How To Find Out When Your SSL Certificate Expires on F5 BIG-IP DNS

Notice: This blog post was originally published on Indeni before its acquisition by BlueCat.

The content reflects the expertise and perspectives of the Indeni team at the time of writing. While some references may be outdated, the insights remain valuable. For the latest updates and solutions, explore the rest of our blog

Do you know when the SSL certificate expires on your F5 Load balancers?

Every single deployment of LTM ® we’ve encountered has SSL termination included in it. Think about it – it makes sense, it’s one of the strongest advantages of the F5 hardware.

However, every single deployment we’ve encountered also had SSL certificates configured that have expired or were expiring in the next three months. Apparently, staying on top of your SSL certs isn’t as straightforward as you’d want it to be.

So, we thought we’d put in the effort to summarize in a short post how does one get notified, ahead of time, when SSL certificates expire on their F5 BIG-IP DNS LTM:

  • Buy Enterprise Manager – it has a built-in feature for doing this.
  • Get BIG-IQ, can be done there, too.
  • Write a script – read DevCentral and SOL15288.
  • Run indeni – you can get a limited license free and easy by going here. Within 45 minutes you can easily know which SSL certs need refresh, as well as hundreds of other possible issues lurking in your F5 configuration.
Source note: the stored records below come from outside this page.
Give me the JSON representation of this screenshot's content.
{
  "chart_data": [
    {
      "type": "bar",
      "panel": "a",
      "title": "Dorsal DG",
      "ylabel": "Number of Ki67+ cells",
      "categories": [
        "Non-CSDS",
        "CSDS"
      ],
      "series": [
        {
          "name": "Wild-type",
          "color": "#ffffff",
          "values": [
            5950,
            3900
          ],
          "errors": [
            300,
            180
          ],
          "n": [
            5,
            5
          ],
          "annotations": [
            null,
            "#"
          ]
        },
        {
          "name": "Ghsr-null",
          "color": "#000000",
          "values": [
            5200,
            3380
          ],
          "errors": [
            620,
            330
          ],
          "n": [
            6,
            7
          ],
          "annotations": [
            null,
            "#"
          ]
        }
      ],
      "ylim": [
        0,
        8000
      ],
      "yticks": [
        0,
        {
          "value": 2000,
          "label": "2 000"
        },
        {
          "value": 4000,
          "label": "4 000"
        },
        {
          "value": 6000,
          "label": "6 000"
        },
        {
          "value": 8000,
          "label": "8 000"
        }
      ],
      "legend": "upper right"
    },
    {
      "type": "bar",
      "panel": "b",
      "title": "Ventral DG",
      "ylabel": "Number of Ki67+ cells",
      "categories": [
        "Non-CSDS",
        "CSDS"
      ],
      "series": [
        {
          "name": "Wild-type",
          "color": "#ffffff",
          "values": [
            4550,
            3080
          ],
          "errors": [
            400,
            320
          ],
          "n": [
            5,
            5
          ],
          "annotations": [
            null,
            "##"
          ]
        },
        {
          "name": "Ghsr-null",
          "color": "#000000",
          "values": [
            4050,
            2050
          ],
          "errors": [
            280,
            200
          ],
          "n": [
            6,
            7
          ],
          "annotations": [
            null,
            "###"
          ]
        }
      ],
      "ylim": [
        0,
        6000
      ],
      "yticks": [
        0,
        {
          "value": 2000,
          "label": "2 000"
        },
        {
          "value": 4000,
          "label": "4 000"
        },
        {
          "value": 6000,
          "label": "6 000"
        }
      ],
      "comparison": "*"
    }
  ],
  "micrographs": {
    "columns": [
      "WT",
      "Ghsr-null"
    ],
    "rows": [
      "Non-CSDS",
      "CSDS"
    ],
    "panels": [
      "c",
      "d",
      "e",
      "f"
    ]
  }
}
You can even run it every 6 months or so, to make sure you’re in top shape.

For your information, this is how the alert would look like in indeni:

Description:

Some SSL certificates are about to expire or have expired.

Certificates expired or about to expire:

www.yoursite.com expires on November 30, 2016

Manual Remediation Steps:

Replace the SSL certificates with new ones.

For more information on how to manage certificates, refer to Managing SSL Certificates for Local Traffic in the F5 user guide.

How does this alert work?

indeni retrieves the SSL certificates configured on an F5 BIG-IP DNS device and analyzes them: checking their expiration date, their validity (are they self-signed or signed by an internal CA?), etc.